Friday, September 11, 2009

Daily Anecdote: Big Ole Party

On October 1, China will celebrate its 60th birthday. That’s counting from 1949 when Mao Zedong announced the founding of the People’s Republic of China atop Tiananmen to an audience of 500,000 in the Square down below. Unless you’re deaf, mute, and blind, there’s no way you can be in Beijing and not have an idea of just how big this birthday bash is going to be.

Starting from September 12, stretches of Chang’an Street – the widest, longest, and most important of Beijing’s grand avenues that runs from East to West (through Tiananmen in the middle) – will be closed so the party organizers will have a chance to run rehearsals and set up for the big show. This also means that the Palace Museum, Tiananmen’s viewing levels, and a host of other central attractions in Beijing will stop receiving visitors. In terms of impact to tourism, this is equivalent to Paris shutting down the Louvre for more than two weeks or New York halting ferry service to Ellis Island and the Statue of Liberty.

Hey, if the government is taking such great pains to prepare for the big event it should be one hell of a spectacle, right? Yes, you can bet your Mao suit that it will be and you can see all of it…on your TV. Unlike Fourth of July parades and other national day festivities, Beijing’s bash is closed to the public. There’ll be a lot of people there (I would guess at least a thousand invitees), but all of them will be Very Very Very Important Persons (VVVIP) and people with to-die-for “guanxi” (connections). The average citizen won’t be able to get within miles of Tiananmen Square leading up to and on the big day itself. The Grand Hyatt and other hotels in the epicenter of action have been wholly booked out by the government. Hotels within viewing periphery are also out of the question – when a journalist called up to ask about the possibility of a room with a view he was met with an embarrassed laugh.

It’s not just the touristy areas that will be affected. Everyday life is also ramping up and changing shape as we head into national day. The judicial centers that receive millions of petitioners – most of them desperately poor and having travelled great distances across the country to bring their grievances to the capital – have closed. Without a place to go and having some idea of how to get their sad stories heard, the petitioners have taken to milling about in front of the China Central Television (CCTV) headquarters. The evening news and important daytime radio programs are already starting to recite the litany of key messages that will be harped on during the national day address. Last night I heard an unequivocal radio report on an exhibit of the recent ethnic violence in Xinjiang. On smaller issues, even before rehearsals start, congestion is increasingly common as roads are cleared for scores of official vehicles to pass through. Last week, I sat at an intersection 500 meters away from my apartment for twenty minutes watching with dull boredom as fifty or so squeaky new (and empty) buses whizzed by with uniform speed and flashing lights. I can only guess that these are the cars that will transport performers or VIPs (for the VVVIPs will surely have classier rides). Word on the street is that President Hu Jintao will arrive at the jubilee in a 17-foot stretch limo. Bling bling, that’s how the socialists roll these days.

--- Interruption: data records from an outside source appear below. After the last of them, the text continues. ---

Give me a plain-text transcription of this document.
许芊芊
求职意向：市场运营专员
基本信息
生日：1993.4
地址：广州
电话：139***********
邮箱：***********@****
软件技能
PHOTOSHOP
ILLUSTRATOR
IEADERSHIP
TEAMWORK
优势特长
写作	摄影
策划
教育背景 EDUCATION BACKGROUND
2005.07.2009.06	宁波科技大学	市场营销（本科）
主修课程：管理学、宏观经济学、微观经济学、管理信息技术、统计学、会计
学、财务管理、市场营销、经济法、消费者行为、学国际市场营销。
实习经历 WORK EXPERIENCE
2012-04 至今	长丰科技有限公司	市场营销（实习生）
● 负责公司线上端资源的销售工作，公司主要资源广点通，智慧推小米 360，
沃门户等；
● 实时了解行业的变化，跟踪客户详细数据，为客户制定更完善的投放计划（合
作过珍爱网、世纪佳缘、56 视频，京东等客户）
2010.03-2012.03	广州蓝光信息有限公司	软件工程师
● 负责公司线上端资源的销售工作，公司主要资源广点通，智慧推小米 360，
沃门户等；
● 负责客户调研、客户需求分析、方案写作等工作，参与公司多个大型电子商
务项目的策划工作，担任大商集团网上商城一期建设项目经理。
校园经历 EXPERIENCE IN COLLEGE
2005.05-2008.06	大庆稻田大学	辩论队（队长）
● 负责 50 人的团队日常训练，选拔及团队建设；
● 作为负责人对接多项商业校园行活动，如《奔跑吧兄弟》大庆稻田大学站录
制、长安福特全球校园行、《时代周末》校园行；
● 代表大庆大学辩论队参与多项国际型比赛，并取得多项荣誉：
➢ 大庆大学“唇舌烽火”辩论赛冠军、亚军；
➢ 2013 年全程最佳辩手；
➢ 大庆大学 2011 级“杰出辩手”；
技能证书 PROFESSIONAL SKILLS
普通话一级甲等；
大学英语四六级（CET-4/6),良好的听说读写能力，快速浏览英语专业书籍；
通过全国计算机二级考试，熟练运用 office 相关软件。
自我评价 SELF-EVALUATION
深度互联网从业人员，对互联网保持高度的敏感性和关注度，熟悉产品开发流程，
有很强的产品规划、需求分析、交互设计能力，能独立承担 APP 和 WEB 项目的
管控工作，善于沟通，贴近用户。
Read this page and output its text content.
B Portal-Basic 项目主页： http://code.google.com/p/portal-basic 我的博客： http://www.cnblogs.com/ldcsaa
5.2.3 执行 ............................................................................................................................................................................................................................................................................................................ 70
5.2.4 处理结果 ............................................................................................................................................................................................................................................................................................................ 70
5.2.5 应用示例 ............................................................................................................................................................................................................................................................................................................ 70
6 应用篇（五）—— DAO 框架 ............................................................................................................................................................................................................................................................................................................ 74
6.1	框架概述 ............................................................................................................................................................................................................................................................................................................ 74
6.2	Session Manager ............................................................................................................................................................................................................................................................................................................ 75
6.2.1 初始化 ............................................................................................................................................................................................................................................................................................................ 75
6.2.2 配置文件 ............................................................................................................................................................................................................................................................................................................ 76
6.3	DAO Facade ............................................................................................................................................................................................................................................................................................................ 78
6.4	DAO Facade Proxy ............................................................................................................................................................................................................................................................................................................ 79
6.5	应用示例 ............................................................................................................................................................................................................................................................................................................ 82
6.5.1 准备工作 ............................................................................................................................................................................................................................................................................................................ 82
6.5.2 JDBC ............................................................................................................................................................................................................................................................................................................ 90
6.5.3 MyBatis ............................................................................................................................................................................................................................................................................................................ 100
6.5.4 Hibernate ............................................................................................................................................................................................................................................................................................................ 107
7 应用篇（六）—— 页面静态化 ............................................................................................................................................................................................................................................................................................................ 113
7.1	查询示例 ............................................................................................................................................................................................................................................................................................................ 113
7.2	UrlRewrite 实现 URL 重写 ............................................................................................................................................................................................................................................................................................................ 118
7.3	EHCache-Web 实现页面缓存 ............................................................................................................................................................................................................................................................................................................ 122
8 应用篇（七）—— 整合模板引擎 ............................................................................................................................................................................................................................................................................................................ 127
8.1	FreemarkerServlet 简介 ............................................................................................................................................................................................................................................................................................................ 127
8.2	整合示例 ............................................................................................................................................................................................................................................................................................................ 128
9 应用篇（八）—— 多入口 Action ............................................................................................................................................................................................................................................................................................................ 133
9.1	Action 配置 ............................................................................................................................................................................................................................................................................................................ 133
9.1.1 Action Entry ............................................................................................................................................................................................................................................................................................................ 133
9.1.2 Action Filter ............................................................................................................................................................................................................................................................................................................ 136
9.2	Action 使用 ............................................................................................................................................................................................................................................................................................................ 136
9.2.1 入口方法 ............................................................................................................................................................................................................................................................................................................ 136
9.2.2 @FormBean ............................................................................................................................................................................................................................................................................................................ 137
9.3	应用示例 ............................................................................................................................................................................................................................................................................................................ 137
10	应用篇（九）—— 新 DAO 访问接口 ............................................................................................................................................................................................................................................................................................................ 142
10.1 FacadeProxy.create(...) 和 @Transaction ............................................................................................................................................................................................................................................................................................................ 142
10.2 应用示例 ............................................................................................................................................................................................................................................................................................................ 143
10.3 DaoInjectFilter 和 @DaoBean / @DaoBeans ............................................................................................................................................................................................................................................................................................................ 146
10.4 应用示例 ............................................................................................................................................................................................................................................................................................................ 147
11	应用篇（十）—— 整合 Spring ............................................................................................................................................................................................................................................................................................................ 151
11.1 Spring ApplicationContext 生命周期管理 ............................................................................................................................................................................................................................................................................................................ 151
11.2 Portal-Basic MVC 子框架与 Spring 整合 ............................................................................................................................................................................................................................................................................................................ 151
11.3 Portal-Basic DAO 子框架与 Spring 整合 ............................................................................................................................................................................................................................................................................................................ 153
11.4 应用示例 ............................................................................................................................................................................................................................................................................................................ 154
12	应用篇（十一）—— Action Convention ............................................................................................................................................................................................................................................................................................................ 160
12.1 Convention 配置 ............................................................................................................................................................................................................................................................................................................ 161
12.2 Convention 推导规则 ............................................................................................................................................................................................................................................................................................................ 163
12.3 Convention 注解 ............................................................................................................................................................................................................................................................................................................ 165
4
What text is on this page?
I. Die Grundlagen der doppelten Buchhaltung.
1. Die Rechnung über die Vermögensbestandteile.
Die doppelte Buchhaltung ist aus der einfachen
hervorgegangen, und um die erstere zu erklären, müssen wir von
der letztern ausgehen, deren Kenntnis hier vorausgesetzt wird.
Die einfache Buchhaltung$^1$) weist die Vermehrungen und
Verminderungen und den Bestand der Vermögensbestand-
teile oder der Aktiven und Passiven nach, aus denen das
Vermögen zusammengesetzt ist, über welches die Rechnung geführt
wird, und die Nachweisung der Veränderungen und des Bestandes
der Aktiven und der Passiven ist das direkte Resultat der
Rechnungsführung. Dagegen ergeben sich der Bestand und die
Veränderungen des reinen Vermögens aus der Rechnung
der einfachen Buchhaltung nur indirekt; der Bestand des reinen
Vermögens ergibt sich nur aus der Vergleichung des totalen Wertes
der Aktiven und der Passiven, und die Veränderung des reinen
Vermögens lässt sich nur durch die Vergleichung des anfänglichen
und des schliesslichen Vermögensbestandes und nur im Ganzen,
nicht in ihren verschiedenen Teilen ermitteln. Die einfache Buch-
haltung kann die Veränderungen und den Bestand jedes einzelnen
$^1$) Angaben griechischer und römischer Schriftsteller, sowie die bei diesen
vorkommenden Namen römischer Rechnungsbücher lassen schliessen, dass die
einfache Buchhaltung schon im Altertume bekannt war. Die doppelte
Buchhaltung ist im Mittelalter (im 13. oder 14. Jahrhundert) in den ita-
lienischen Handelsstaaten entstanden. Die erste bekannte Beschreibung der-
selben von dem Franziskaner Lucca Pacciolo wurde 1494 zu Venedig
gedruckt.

No question about it, it’s going to be one fantastic shindig, communist style. Tens of thousands of performers will showcase their skills for precisely choreographed dance and musical praise of our great nation. An equally impressive number of army, air force, and navy men will also undoubtedly be strutting their stuff in awesome military parades. And if I remember correctly from my days as a Young Pioneer (I still have my red neckerchief) and as class monitor at Shuangyushu Elementary, there’ll be a bigger array of brightly colored flora arranged in appropriate motifs or spelling out sprightly messages (“Ecstatically Celebrate the Motherland!” perhaps) than any world class botanical garden has ever seen. Elsewhere, in Shanghai and Guangzhou I presume, there will be public celebrating, parties and events at entertainment establishments. But here in Beijing, the partying is for the Party members, everyone else is encouraged to be home. And that’s where I’ll be, at home, on my couch, tuning into a historical show.